Luego, después de tres años, subí a Jerusalén para entrevistarme con Pedro y permanecí con él quince días.

No vi a ningún otro de los apóstoles, sino a Jacobo, el hermano del Señor;

y en cuanto a lo que os escribo, he aquí delante de Dios, que no miento.

Después fui a las regiones de Siria y de Cilicia.

Y yo no era conocido de vista por las iglesias de Judea, las que están en Cristo.

Solamente oían decir: “El que antes nos perseguía ahora proclama como buena nueva la fe que antes asolaba.”

Y daban gloria a Dios por causa de mí.

Luego, después de catorce años, subí otra vez a Jerusalén, junto con Bernabé, y llevé conmigo también a Tito.

Pero subí de acuerdo con una revelación y les expuse el evangelio que estoy proclamando entre los gentiles. Esto lo hice en privado ante los de reputación, para asegurarme de que no corro ni he corrido en vano.

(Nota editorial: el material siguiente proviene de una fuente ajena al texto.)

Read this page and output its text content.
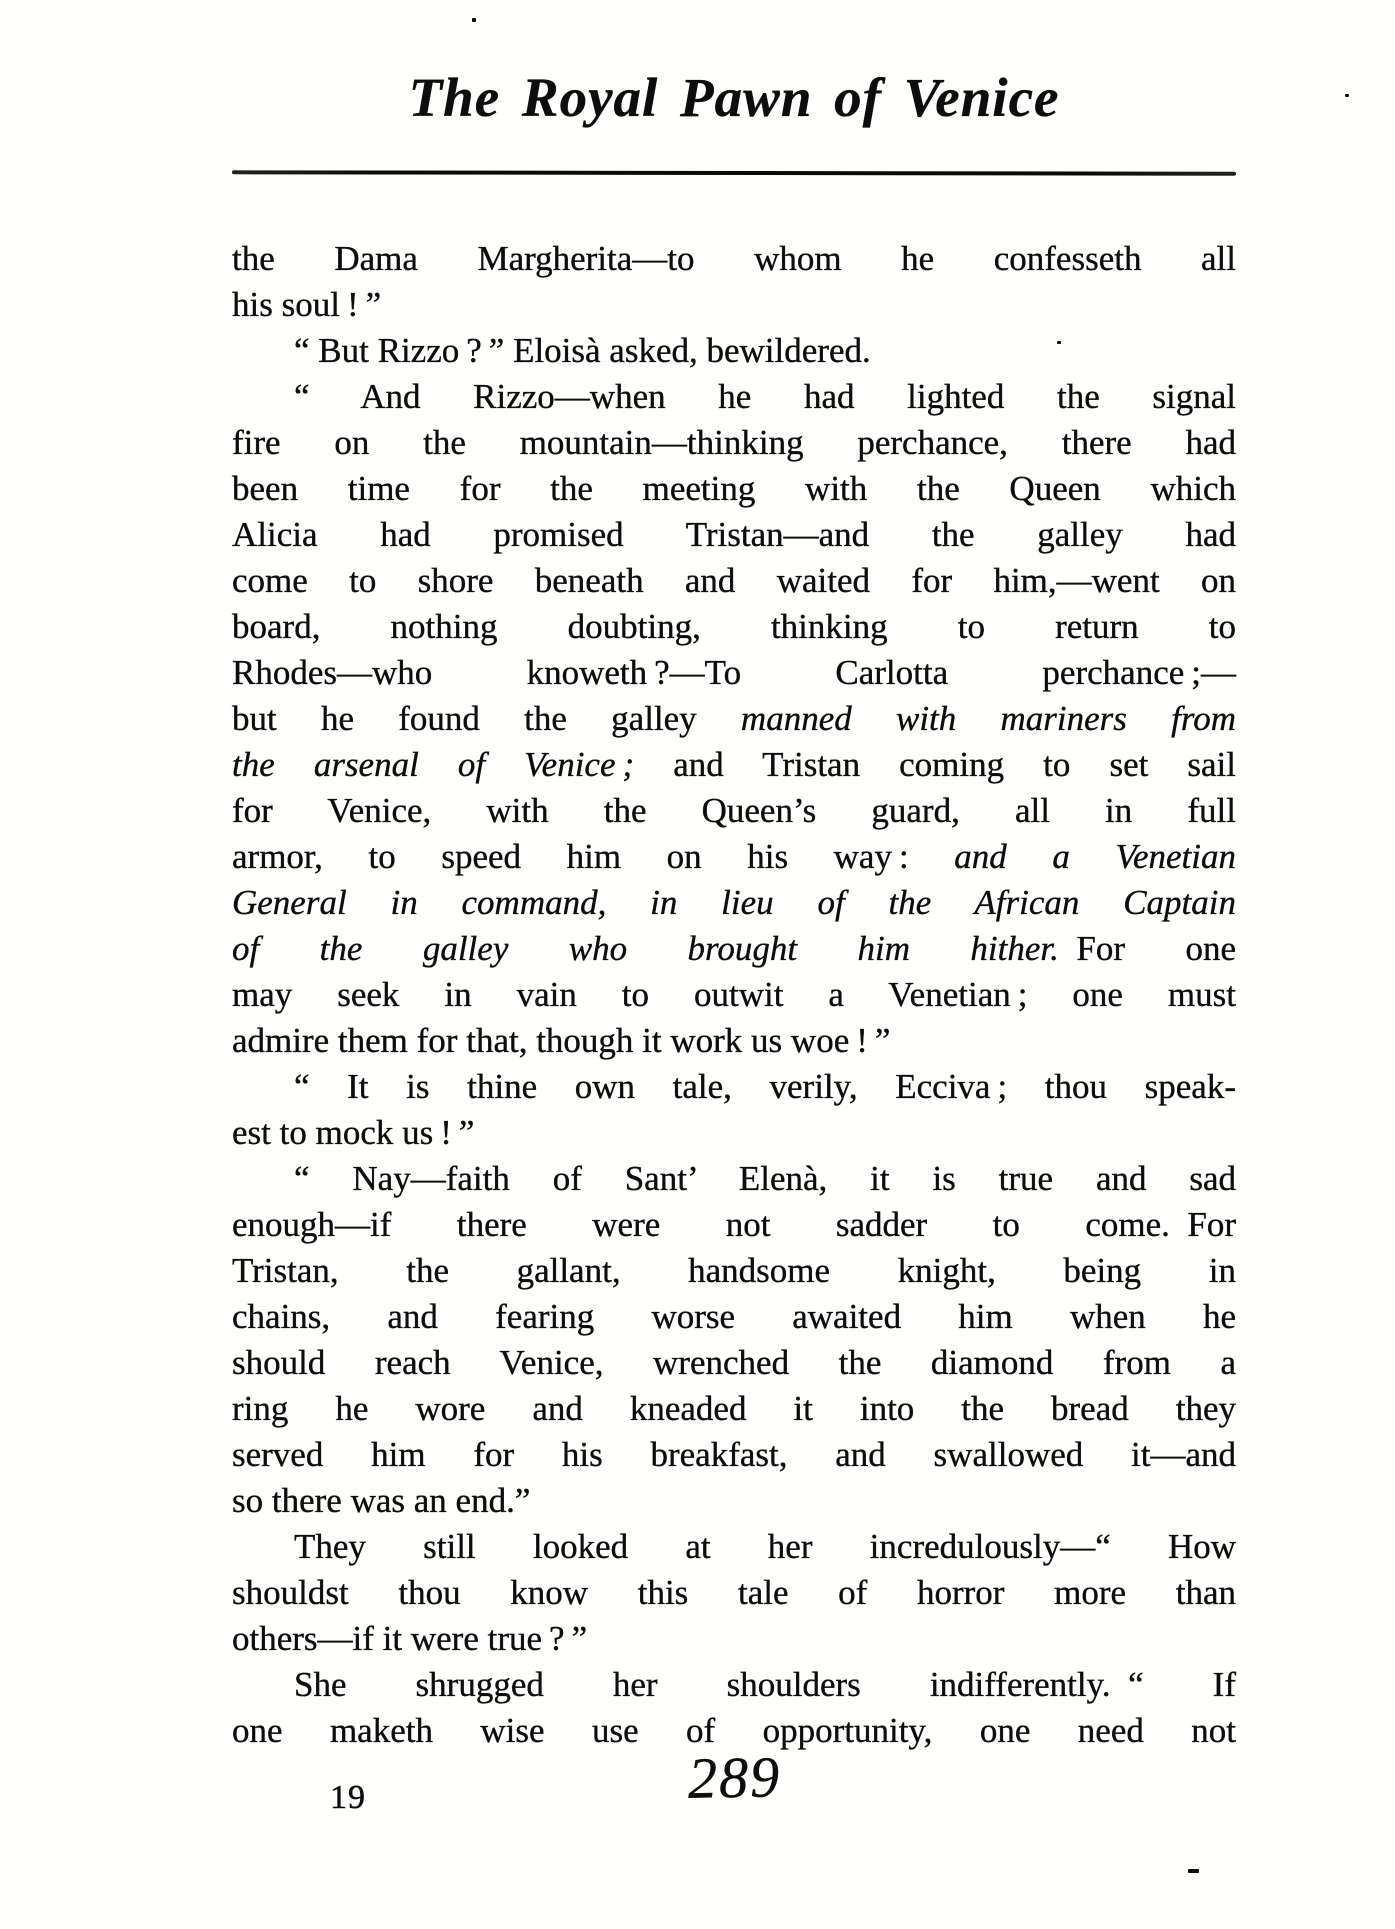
The Royal Pawn of Venice
the Dama Margherita—to whom he confesseth all
his soul ! ”
“ But Rizzo ? ” Eloisà asked, bewildered.
“ And Rizzo—when he had lighted the signal
fire on the mountain—thinking perchance, there had
been time for the meeting with the Queen which
Alicia had promised Tristan—and the galley had
come to shore beneath and waited for him,—went on
board, nothing doubting, thinking to return to
Rhodes—who knoweth ?—To Carlotta perchance ;—
but he found the galley manned with mariners from
the arsenal of Venice ; and Tristan coming to set sail
for Venice, with the Queen’s guard, all in full
armor, to speed him on his way : and a Venetian
General in command, in lieu of the African Captain
of the galley who brought him hither. For one
may seek in vain to outwit a Venetian ; one must
admire them for that, though it work us woe ! ”
“ It is thine own tale, verily, Ecciva ; thou speak-
est to mock us ! ”
“ Nay—faith of Sant’ Elenà, it is true and sad
enough—if there were not sadder to come. For
Tristan, the gallant, handsome knight, being in
chains, and fearing worse awaited him when he
should reach Venice, wrenched the diamond from a
ring he wore and kneaded it into the bread they
served him for his breakfast, and swallowed it—and
so there was an end.”
They still looked at her incredulously—“ How
shouldst thou know this tale of horror more than
others—if it were true ? ”
She shrugged her shoulders indifferently. “ If
one maketh wise use of opportunity, one need not
19	289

Sin embargo, ni siquiera Tito quien estaba conmigo, siendo griego, fue obligado a circuncidarse,

a pesar de los falsos hermanos quienes se infiltraron secretamente para espiar nuestra libertad que tenemos en Cristo Jesús, a fin de reducirnos a esclavitud.

Ni por un momento cedimos en sumisión a ellos, para que la verdad del evangelio permaneciese a vuestro favor.

Sin embargo, aquellos que tenían reputación de ser importantes—quiénes hayan sido en otro tiempo, a mí nada me importa; Dios no hace distinción de personas— a mí, a la verdad, los de reputación no me añadieron nada nuevo.

Más bien, al contrario, cuando vieron que me había sido confiado el evangelio para la incircuncisión igual que a Pedro para la circuncisión

—porque el que actuó en Pedro para hacerle apóstol de la circuncisión actuó también en mí para hacerme apóstol a favor de los gentiles—,

y cuando percibieron la gracia que me había sido dada, Jacobo, Pedro y Juan, quienes tenían reputación de ser columnas, nos dieron a Bernabé y a mí la mano derecha en señal de compañerismo, para que nosotros fuésemos a los gentiles y ellos a los de la circuncisión.

Solamente nos pidieron que nos acordásemos de los pobres, cosa que procuré hacer con esmero.